Consensys / handel

Multi-Signature Aggregation in a Large Byzantine Committees
Apache License 2.0
52 stars 5 forks source link

Libp2p - weird behaviors #82

Open nikkolasg opened 5 years ago

nikkolasg commented 5 years ago

We now have a comparative baseline simulation using libp2p where each peer connects to a few other peers (designated as a parameter "Count" in a config file), subscribe to the "handel" topic, broadcast their signature and wait to receive enough signatures. Unfortunately, this simulation exhibits weird behaviors (~failures) of the libp2p pubsub library. We can tests these failures in two different ways, in the fail_libp2p branch:

  1. Running the test TestGossipMeshy in simul/p2p/libp2p which is directly inspired from the tests found in the libp2p/pubsub repo.
  2. Running the simulation in simul/ with go run main.go -config config_gossip.toml -platform localhost - It's the generalization of the tests. Even with a large number of connected peers, the simulation fails most often.

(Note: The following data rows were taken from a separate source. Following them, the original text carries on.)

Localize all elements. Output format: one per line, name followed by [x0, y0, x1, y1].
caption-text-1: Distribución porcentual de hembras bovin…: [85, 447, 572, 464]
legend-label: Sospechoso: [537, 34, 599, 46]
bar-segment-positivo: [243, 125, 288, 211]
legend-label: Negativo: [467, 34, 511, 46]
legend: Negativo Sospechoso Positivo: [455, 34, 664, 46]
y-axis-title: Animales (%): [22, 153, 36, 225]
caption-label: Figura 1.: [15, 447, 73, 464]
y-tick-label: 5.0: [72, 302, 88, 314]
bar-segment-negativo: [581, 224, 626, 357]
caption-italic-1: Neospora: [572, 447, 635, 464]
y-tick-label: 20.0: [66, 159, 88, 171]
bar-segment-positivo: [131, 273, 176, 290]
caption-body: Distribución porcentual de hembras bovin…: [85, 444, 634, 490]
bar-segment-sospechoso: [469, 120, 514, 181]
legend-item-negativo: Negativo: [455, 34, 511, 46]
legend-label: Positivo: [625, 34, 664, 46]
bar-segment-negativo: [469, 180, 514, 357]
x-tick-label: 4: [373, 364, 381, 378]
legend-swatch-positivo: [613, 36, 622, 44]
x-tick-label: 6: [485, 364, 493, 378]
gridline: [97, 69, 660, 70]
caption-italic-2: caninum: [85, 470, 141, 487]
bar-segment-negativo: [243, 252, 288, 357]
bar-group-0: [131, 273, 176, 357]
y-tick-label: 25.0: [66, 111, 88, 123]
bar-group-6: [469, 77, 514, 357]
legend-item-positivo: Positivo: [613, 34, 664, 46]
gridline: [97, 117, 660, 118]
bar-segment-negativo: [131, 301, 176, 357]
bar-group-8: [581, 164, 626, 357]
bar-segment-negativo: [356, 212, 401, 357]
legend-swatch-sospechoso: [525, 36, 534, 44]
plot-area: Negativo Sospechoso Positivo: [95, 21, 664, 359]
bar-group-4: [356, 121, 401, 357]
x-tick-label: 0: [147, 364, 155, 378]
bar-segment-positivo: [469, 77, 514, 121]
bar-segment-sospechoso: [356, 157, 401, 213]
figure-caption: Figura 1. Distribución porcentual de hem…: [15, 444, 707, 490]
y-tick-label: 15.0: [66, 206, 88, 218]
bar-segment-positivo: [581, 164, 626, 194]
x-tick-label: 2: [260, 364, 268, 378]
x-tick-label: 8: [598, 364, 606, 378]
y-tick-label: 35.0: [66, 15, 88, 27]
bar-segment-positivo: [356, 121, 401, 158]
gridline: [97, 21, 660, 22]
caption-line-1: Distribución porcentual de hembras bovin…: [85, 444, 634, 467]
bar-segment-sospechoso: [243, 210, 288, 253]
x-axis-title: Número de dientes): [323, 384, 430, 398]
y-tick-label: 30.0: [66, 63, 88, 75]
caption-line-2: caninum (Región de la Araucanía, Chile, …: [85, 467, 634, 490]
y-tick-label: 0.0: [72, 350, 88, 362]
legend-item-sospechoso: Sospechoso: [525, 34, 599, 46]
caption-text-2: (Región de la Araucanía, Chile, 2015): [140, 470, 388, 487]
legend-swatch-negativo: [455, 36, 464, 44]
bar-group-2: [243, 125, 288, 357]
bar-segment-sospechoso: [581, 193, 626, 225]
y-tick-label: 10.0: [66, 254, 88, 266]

Please note that sometime theses tests pass, but most often they don't - repeat the experience !

For the test, using a Neighbor connector that makes each peer connects only to some "neighbors" in the ID space (modulo), so all peer's connections form a circle - it's a completely connected graph. On the contrary, using Random connector that randomly connects peers (as in the libp2p pubsub's tests) fails most of the time.

whyrusleeping commented 5 years ago

Thanks for the link @nikkolasg.

@vyzo mind taking a look here and seeing whats up?

vyzo commented 5 years ago

sure

vyzo commented 5 years ago

Is the network generated by RandomConnector actually connected? That would explain the failures.

vyzo commented 5 years ago

I also noticed another thing: you only wait for 1s, with the heartbeat at 700ms. You should wait at least 4-5 heartbeats as message will propagate via gossip in the of a not fully connected mesh.